En todos los campos del quehacer humano ha sido esencial la participación de las mujeres. Así sucedió también, por supuesto, en el cálido terreno de la gastronomía en todos los rincones del planeta. Desde luego, México no ha sido la excepción, pues a lo largo de su historia la presencia femenina ha sido invaluable y se ha distinguido por sus aportaciones.
Conviene recordar que en Tenochtitlán las mujeres tenían a su cargo la conservación del fuego y el sostenimiento de la familia, y que en un cuarto independiente –una suerte de templo inviolable– preparaban los alimentos. El conocimiento sobre la confección de los platillos se transmitía de generación en generación entre las mujeres indígenas, quienes luego de la Conquista se emplearon en la elaboración de la comida en las casas de mestizos, criollos y españoles durante el largo periodo del Virreinato.
También eran mujeres quienes preparaban la comida en los conventos y en las haciendas durante un dilatado tiempo. Justo de ahí surgió, no hay que olvidarlo, el exquisito mole poblano. Se trata de una tradición de siglos en la que se conjugaron el aprendizaje, los descubrimientos, los saberes y los sabores. Todo esto hizo posible que naciera la cocina mexicana, cuya gema más resplandeciente, según algunos, son los chiles en nogada, ese delicioso platillo de temporada, que justo se puede disfrutar en esta época, aunque durante pocas semanas.
Un caso ejemplar del curso de aquella travesía de ricos hallazgos culinarios es el de sor Juana Inés de la Cruz, la inigualable escritora novohispana. Mujer de ingenio, talentosa poeta, pintora también, y autora de un volumen de recetas conventuales. La Décima Musa pudo concentrar el cúmulo de conocimientos de su época en muy diversas áreas y su inteligencia no dejó de lado la sorprendente alquimia de la cocina mexicana. Cuando, en una tan conocida como cuestionable decisión de las autoridades eclesiásticas se le prohibió seguir estudiando en el mundo en los libros, Juana Inés de Asbaje y Ramírez de Santillana se las ingenió para aprender por su cuenta y, en ese camino, potenció su agudo poder de observación.
Así, se interesó en analizar cómo suceden las cosas cotidianas del mundo y, en esa tarea, desmenuzó con gran inteligencia la manera como se comporta la naturaleza. Supo, por ejemplo, “que un huevo se une y fríe en la manteca o aceite y, por contrario, se despedaza en el almíbar”, e inclusive osó señalar que “si Aristóteles hubiera guisado, mucho más hubiera escrito”, lo cual no es sino una verdad a menudo soslayada: en la cocina se ponen en juego la inteligencia y la capacidad creadora.

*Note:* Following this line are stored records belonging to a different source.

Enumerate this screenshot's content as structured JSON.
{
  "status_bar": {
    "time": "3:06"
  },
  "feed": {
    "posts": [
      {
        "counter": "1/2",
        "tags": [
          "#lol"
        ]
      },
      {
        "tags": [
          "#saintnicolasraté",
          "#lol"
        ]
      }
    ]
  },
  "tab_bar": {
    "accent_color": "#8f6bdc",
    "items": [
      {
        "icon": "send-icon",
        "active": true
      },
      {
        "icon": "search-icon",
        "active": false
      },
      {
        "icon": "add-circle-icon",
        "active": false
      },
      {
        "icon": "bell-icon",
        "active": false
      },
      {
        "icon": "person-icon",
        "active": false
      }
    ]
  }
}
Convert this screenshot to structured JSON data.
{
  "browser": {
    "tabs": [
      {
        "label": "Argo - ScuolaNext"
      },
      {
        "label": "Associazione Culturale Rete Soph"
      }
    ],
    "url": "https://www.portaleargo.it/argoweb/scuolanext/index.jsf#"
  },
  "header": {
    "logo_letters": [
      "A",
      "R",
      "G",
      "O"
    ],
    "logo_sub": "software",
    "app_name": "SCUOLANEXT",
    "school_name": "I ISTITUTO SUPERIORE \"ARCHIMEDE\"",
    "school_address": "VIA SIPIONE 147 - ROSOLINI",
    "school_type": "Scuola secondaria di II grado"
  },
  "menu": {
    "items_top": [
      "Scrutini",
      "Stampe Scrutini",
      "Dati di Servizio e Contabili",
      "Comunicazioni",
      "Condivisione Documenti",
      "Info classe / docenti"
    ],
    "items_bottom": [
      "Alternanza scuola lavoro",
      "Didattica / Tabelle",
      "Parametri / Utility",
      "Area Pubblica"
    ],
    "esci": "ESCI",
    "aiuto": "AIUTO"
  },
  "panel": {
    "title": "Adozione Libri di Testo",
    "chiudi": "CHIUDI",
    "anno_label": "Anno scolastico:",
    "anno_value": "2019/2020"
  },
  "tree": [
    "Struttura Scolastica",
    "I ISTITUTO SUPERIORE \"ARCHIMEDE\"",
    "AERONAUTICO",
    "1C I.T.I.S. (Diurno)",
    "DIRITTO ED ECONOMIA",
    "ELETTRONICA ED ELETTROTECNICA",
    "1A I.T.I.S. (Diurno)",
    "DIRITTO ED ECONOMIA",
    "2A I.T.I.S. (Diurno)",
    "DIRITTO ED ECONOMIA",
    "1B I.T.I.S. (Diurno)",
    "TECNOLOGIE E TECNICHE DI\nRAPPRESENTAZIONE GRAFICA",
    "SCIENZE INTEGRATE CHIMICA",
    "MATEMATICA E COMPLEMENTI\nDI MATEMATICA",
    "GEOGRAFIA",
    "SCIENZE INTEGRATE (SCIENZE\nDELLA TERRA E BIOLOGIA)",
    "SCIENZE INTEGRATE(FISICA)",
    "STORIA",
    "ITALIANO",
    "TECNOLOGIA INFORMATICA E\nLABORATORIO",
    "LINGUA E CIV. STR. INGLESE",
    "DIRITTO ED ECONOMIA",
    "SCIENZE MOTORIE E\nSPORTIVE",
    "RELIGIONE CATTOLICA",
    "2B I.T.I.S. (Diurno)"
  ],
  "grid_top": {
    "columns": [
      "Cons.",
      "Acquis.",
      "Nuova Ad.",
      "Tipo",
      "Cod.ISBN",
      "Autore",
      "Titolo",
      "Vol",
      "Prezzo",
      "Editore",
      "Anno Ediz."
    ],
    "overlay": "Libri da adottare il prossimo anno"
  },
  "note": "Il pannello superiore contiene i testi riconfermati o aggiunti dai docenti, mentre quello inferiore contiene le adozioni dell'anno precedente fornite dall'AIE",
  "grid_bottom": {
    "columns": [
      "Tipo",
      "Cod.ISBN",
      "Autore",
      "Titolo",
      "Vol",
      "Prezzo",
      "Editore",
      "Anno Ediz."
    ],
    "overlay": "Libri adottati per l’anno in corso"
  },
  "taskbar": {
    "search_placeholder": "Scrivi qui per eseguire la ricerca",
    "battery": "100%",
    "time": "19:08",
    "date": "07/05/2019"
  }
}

En los platillos que preparaba, Sor Juana ponía gusto, genio e ingenio análogos a los que imprimía en sus sonetos o villancicos. En los condimentos parecen relucir metáforas, al tiempo que en las palabras de su poesía hay sabor y olor, y brillan y se alternan colores. Imaginemos los elementos simbólicos que rodeaban la preparación culinaria en los ambientes de la monja jerónima: incienso, humildad, gentileza, aires de santidad, capilla, coros como brotados de los propios ángeles. Todo esto, combinado con música proveniente del órgano y el clavicordio.
Lo cierto es que no hay sitio más cálido que el que alumbran las brasas y fogones, y que tal calor no sólo es cuestión física o química sino, sobre todo, asunto humano. En la cocina se enlazan historias, tradiciones, costumbres heredadas... en fin, modos entrañables de la convivencia.
Así, la monja poeta refrendó su apasionado apego a lo culinario cuando eligió y copió el recetario del Convento de San Jerónimo. Y es muy probable que hiciera mucho más que una sola transcripción; puso en esas hojas un ánimo creador, fuerza, amor, todo ello tomado del mundo mestizo que ya entonces predominaba en la Colonia. Una gran experiencia, según ella confesó en su carta a Sor Filotea: “… ver que para que el azúcar se conserve fluida basta echarle una mínima parte de agua en que haya estado un membrillo u otra fruta agria; ver que la yema y la clara de un mismo huevo son tan contrarias, que en los unos, que sirven para el azúcar, sirve cada una por sí y juntas no”.
Sor Juana todo lo meditaba y sus ideas culinarias eran también reflexiones relacionadas con la química y la física experimental. Y no perdía su fina y eficaz ironía al decir de manera tangencial verdades contundentes y punzantes. De este modo, le pregunta a sor Filotea: “… pero, Señora, ¿qué podemos saber las mujeres sino filosofía de cocina?”. Ciertamente, aquella filosofía era también ciencia, a la vez que poesía.
Y así, en diversas vertientes, la poesía le brindó a Sor Juana oportunidad de plasmar su vocación, incluidas aquellas recetas orientadas a conseguir el platillo perfecto.